Rare Earth Minerals: Exposing Hidden Inequities Behind Green Energy
By Amy Khaing ‘27
Rare earth elements (REEs) refer to the seventeen elements that possess distinctive magnetic and electrochemical properties crucial for advanced technologies, particularly those in artificial intelligence and green energy products. Since the Paris Agreement, countries that have agreed to limit global temperature to 1.5°C have sought ways to decarbonize their industries. Most of the renewable energy sources required for this transition, including wind turbines, solar panels, electric vehicles, and storage batteries, necessitate REEs. In fact, the International Energy Agency (IEA) predicts that the expansion of the sustainable development industry will increase the demand for REEs sevenfold by 2040. However, although REEs have been crucial to powering green energies, their extraction has inflicted severe environmental damage and human rights abuses in mining regions, especially in developing nations such as China, Myanmar, and Malaysia. The hypocrisy of hiding inequities behind the “green” progress thus underscores an urgent need for a just and ethical transition to sustainability.
As the world’s largest producer of rare earths, China’s decades-long effort to industrially extract the minerals has devastated its own people. According to the BBC, “China has a near monopoly” on REEs, possessing about 70% of the world’s REE mining capacity and 90% of its processing capacity. The majority of these REEs come from Bayan Obo, a mining district with a population of around two million in Inner Mongolia. The industrial mining town contains the largest REE mineral deposit in the world and produced 45% of the world’s REEs alone in 2019. However, decades of operations in Bayan Obo have led to the widespread pollution of local soil and water with heavy metals, such as fluorine and arsenic, which have poisoned “local inhabitants and ecosystems,” per the BBC. In 2010, several villagers were diagnosed with bone and joint deformities caused by contamination resulting from REE, and the New York Times reported in 2017 that children in the nearby city of Baotou still carried harmful levels of rare earth elements in their bodies.
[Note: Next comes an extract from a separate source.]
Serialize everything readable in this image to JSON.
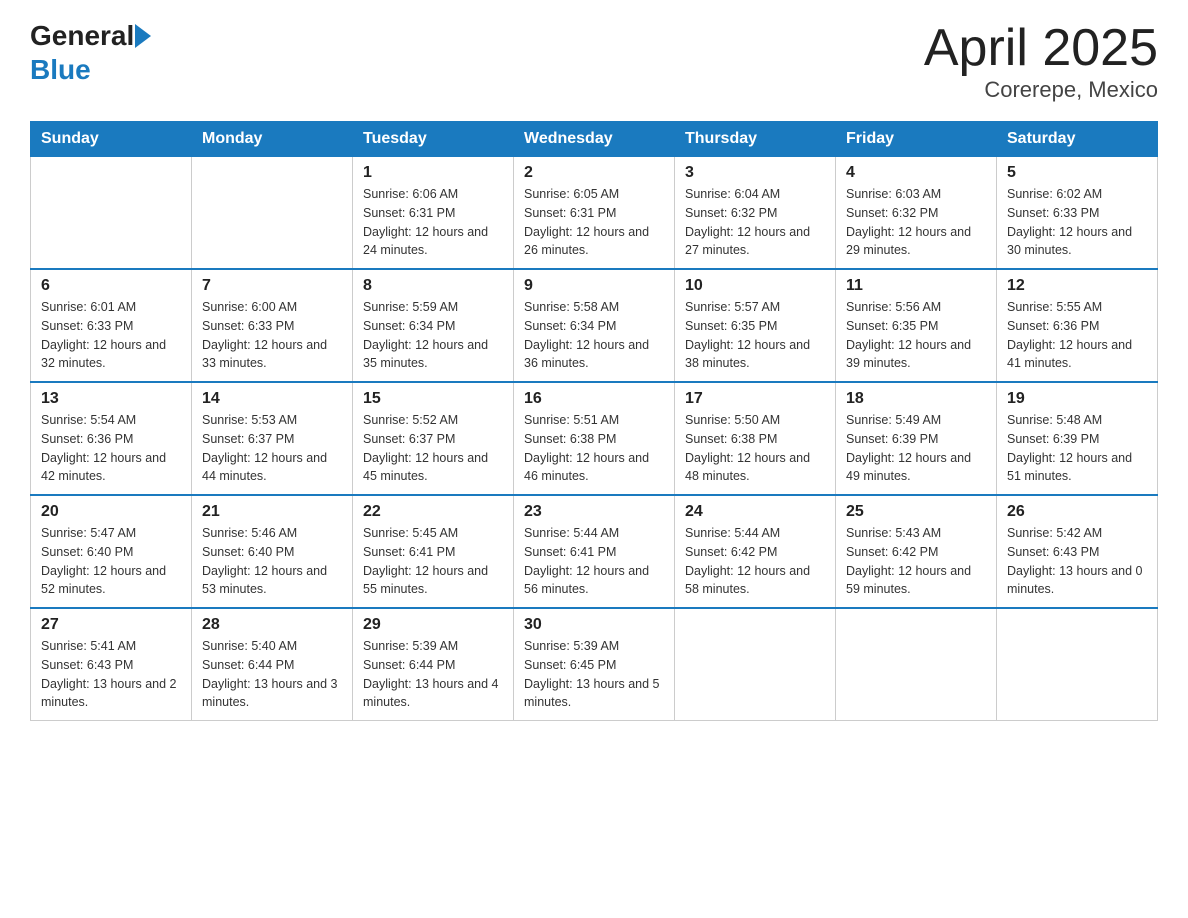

The expansion of Chinese rare earth mining in Southeast Asia has also perpetuated armed violence and human rights abuses. Due to the toxicity of the industry and related human health problems, China has curbed rare earth mining within its borders over the past six years and turned to Myanmar, a neighboring country currently suffering from a decades-long civil war. According to CNBC, in 2024, regions in Northern Myanmar–particularly the Kachin state, a border region–accounted for about 57% of China’s total rare earth imports. Most of the mining has been illegal by international law, as it occurs in collaboration with local armed groups who mine REEs while committing human rights abuses against local inhabitants. The illegally extracted REEs are then exported to “processors in China [and] magnet manufacturers,” who then dispatch the REEs to the global renewable technology supply chain, per Global Witness. Suffering from direct human rights abuses and resultant environmental degradation, communities from Kachin are protesting against illegal REE mining operations that have polluted their territories and livelihoods.
The phenomenon of a developed nation’s exploitatively importing rare earth minerals from a less developed country extends beyond China. Australia’s Lynas Rare Earth Limited, for example, the world’s largest rare earth processing company outside of China, has accumulated over 1.5 million tons of radioactive waste due to its REE processing plants in Malaysia, per reporting by Foreign Policy in Focus. Since 2011, local communities have protested to fight against Lynas’ “unsafe radioactive waste management and disposal methods.” Though the company has tried to justify REE mining by “greenwashing” its mission, per Foreign Policy in Focus, Malaysian campaigns such as “Stop Lynas” have exposed the risks posed by radioactive waste on water availability and long-term cancer risks for the community. Despite repeated protests, Lynas will continue its rare earth processing in the region until 2026.
The development of green energy should not come at the cost of human rights and local environmental destruction. While REEs power technologies for a sustainable future, we need to address the hidden inequities behind their extraction and rethink what “green” energy truly means. Governments need to strengthen international oversight of supply chains, enforce transparency on mining and manufacturing companies, and uphold human rights. We—as consumers–too, should be aware of the ethical complications embedded in the supply chains of the materials that we benefit from every day. Sustainability cannot be measured solely by carbon reductions: only when we address these inequities can we welcome a truly “green” future.